Sunday, July 13, 2014









Infamous Red-Winged Blackbird



Stealth features of the Red-Winged Blackbird Dive Bomber

You know it's summer in the coulee region when, at any time, any place, seemingly out of 
nowhere from the sky, something of a reddish stripe might swoop down and dive bomb your head. Biking, hiking, (bbq'ing?) along any given stretch of road, trail, or park...it doesn't matter.  Up until yesterday, my own fondest memory of a dive bomb by the infamous Red Baron of birds was several


years ago I was biking in the hinterlands of farm fields out on cty. FA on the other side of Irish Hill.  Chugging along at 17 mph silently, innocently – I thought –  I heard a tick tick tick on the top of my helmet.  I could not see the culprit immediately – I had other things on my radar, like the road ahead – but could see flashes of a flapping shadow on the road swoop down, attack my shadow, hover, attack then hover again.  Now, when getting dive-bombed by something mysterious and unseen,

Random pic of an unsuspecting dive bombee
it takes a moment to assess whether you are under some uniform attack, or whether it's just a freak incident?  Red wings are tenacious though. They keep hitting until you are out of their sphere of protection....only to then drift immediately into another's sphere of protection, and so on along the long line of roadside light posts.

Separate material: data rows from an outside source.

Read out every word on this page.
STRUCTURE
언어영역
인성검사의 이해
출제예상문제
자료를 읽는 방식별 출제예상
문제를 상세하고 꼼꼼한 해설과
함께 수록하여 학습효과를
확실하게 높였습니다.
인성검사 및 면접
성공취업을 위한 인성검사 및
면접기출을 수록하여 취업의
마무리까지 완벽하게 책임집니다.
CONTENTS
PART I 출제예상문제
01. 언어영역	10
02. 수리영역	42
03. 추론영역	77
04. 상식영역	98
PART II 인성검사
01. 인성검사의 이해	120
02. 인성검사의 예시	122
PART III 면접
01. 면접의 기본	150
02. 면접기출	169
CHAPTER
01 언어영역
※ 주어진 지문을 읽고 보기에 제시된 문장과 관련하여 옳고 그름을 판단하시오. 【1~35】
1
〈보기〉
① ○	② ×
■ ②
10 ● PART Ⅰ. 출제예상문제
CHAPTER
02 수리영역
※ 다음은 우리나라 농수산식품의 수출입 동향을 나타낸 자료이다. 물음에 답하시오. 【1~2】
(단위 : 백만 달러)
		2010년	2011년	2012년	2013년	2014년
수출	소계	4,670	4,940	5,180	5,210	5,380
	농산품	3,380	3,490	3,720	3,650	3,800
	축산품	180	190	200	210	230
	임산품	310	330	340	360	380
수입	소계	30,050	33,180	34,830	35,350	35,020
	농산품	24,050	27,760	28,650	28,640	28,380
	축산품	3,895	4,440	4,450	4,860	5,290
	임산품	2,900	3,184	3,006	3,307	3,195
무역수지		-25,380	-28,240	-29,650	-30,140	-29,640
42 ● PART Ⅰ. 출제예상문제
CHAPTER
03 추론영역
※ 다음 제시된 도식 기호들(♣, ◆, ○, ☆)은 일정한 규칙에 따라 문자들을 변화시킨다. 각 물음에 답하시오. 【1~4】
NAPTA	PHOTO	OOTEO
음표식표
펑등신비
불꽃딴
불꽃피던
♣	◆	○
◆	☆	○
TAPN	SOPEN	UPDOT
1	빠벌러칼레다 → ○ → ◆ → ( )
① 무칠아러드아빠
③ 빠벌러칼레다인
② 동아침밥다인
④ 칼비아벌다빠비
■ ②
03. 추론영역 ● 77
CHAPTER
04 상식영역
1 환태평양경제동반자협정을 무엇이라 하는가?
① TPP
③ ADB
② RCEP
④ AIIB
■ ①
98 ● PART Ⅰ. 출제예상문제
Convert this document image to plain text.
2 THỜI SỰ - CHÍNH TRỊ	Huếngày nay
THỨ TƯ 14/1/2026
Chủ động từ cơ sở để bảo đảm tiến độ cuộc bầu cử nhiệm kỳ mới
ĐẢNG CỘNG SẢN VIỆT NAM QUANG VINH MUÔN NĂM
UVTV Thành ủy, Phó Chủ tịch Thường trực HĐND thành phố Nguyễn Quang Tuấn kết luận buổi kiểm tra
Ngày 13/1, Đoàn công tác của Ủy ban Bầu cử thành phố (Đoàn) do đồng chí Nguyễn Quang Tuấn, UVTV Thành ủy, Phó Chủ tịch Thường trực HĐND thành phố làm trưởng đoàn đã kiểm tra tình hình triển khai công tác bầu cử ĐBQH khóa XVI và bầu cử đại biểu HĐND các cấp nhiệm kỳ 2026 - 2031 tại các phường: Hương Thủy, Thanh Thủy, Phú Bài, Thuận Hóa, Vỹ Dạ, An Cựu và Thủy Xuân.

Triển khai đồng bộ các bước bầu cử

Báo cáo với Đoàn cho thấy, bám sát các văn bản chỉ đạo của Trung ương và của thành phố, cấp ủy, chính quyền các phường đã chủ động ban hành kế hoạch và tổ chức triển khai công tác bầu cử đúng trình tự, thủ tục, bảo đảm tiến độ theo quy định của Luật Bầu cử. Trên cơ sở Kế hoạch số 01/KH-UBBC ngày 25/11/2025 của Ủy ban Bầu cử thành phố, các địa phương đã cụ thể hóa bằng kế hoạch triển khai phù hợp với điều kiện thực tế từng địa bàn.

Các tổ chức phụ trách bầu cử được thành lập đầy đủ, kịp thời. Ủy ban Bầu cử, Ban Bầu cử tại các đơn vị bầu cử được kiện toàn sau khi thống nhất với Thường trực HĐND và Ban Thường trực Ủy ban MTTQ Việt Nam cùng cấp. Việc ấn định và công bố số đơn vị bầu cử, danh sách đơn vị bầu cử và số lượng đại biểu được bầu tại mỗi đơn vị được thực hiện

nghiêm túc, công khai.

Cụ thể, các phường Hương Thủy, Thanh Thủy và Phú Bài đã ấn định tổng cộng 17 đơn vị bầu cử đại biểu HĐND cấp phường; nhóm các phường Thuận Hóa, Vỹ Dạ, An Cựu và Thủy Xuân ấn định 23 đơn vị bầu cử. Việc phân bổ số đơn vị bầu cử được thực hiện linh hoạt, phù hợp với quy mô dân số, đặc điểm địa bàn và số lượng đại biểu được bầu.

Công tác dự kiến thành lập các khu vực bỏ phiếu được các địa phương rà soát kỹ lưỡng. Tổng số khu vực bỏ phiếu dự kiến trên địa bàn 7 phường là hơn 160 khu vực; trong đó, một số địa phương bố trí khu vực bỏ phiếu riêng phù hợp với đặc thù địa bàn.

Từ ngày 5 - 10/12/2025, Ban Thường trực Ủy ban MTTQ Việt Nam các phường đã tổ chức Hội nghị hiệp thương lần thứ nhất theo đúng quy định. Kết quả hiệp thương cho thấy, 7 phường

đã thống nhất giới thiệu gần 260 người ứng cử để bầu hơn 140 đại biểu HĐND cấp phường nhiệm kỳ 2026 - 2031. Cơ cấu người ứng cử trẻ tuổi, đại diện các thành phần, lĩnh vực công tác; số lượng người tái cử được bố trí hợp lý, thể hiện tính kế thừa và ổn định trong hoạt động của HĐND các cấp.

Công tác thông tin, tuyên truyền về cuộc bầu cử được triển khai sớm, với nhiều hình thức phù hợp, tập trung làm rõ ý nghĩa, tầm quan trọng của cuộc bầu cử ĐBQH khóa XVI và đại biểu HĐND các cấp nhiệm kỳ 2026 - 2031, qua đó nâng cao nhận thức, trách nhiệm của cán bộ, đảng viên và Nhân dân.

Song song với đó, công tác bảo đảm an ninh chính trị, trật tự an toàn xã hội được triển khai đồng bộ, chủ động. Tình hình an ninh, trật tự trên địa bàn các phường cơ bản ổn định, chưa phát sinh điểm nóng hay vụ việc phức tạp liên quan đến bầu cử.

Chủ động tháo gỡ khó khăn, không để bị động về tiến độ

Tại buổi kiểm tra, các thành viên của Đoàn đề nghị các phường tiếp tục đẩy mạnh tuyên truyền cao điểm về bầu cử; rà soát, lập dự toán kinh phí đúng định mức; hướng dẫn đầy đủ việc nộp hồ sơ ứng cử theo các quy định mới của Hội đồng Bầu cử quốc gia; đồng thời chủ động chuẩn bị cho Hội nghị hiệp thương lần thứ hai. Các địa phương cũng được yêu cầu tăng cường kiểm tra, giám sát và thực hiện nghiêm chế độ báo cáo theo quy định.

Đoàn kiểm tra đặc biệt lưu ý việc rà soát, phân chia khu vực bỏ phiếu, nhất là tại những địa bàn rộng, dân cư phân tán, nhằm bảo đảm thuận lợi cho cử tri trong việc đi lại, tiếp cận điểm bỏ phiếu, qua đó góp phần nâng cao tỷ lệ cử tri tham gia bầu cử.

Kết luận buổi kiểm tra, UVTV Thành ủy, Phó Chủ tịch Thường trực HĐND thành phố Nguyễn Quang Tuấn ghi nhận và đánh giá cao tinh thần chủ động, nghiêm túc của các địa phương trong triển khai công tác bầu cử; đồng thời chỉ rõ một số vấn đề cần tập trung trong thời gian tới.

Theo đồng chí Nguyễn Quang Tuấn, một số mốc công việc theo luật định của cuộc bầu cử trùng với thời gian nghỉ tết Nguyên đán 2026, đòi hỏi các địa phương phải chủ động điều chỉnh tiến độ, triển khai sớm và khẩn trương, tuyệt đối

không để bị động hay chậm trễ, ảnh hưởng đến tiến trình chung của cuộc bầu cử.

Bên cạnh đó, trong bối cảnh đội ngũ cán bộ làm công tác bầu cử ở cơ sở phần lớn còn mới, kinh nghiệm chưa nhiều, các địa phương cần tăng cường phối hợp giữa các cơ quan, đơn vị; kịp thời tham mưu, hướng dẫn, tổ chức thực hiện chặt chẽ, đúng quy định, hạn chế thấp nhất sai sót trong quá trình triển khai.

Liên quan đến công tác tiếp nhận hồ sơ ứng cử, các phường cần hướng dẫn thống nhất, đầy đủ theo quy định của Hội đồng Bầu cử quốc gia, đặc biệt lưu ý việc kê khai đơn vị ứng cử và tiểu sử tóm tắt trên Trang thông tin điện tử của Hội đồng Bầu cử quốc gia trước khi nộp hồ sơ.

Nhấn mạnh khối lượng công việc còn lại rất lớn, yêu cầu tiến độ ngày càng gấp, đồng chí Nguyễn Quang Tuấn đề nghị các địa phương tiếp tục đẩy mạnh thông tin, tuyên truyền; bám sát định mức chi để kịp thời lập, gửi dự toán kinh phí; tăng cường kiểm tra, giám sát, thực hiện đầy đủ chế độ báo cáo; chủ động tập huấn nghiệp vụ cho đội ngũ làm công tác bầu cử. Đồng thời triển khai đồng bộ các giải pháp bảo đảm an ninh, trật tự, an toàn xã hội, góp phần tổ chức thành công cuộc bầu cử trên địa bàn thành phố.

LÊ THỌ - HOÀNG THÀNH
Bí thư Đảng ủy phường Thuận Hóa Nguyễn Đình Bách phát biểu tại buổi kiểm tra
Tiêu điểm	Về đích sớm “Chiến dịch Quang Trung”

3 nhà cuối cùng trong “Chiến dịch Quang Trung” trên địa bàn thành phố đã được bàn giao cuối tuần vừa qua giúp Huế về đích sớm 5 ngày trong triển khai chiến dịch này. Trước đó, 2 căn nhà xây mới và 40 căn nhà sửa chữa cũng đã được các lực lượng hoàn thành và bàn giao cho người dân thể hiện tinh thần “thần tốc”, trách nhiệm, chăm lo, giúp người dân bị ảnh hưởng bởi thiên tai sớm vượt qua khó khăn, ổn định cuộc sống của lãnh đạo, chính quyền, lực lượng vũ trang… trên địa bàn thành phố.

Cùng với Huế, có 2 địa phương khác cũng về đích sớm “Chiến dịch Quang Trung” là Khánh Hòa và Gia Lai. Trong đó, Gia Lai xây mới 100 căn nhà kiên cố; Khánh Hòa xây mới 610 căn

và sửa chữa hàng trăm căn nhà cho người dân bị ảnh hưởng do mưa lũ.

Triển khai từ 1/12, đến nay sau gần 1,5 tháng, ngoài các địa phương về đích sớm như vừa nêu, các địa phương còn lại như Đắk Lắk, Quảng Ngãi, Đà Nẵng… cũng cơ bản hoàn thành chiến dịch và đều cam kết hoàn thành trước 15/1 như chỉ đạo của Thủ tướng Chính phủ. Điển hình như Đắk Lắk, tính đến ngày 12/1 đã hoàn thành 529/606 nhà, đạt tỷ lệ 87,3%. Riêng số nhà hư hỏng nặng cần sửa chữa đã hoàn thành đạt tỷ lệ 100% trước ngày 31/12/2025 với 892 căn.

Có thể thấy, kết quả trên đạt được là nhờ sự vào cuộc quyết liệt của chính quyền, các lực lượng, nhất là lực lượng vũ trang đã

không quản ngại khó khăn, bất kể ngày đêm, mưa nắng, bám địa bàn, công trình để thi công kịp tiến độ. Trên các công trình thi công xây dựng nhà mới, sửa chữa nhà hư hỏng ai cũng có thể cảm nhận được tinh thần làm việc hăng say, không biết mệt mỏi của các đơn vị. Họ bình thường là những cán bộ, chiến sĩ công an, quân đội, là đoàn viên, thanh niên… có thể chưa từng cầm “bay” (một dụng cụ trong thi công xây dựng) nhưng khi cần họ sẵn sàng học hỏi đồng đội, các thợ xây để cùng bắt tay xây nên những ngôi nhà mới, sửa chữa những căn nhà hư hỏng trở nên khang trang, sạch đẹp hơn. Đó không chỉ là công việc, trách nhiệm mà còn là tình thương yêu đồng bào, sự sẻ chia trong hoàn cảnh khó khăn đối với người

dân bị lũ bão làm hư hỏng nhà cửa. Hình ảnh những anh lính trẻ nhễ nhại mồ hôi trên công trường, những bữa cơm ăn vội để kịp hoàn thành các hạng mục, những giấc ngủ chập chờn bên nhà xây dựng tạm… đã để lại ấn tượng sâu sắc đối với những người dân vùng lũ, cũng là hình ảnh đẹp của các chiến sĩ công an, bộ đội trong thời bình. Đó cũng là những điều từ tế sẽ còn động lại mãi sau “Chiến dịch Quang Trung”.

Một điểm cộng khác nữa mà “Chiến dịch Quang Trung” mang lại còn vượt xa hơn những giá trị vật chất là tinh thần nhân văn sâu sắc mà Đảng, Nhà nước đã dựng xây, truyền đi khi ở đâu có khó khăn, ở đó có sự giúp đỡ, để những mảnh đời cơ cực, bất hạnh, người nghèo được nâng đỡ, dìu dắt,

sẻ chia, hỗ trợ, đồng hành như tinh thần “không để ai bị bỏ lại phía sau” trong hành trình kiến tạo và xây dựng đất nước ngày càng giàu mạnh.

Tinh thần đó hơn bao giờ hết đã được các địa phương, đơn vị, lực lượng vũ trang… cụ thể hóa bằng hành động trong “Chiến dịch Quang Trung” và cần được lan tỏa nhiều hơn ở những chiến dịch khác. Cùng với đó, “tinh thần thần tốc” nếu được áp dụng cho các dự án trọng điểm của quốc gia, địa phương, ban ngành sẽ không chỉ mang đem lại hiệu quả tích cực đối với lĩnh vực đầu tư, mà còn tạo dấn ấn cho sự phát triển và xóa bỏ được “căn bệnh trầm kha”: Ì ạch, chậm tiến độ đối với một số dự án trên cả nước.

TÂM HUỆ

Yesterday I got a call on my cellphone from Julia who claimed to be 'under attack.'  Her are Carly, similarly innocent, they thought anyway, were riding their bike along the outer trail of the Aspen Valley Pond, but had to "dump our bikes because our heads were getting pecked at by red wingers.  We ran but they kept hitting us, so we are home now and wondering if you could get our bikes."  Sure, what a job!  I arrived at the pond to a very odd sight.  There was a planned bbq down in the shelter and one of the cooks had walked up to the bikes, apparently trying to help, with a large baking pan over his head; another fella, a bit skittish behind him, was waving one of those large dog-catcher size nets around his head, but the Red Baron was too cunning, too wise to attack to such defenses.  Instead, he turned his attention to some other unassuming creature who thought he could roam the suburban skies in peace.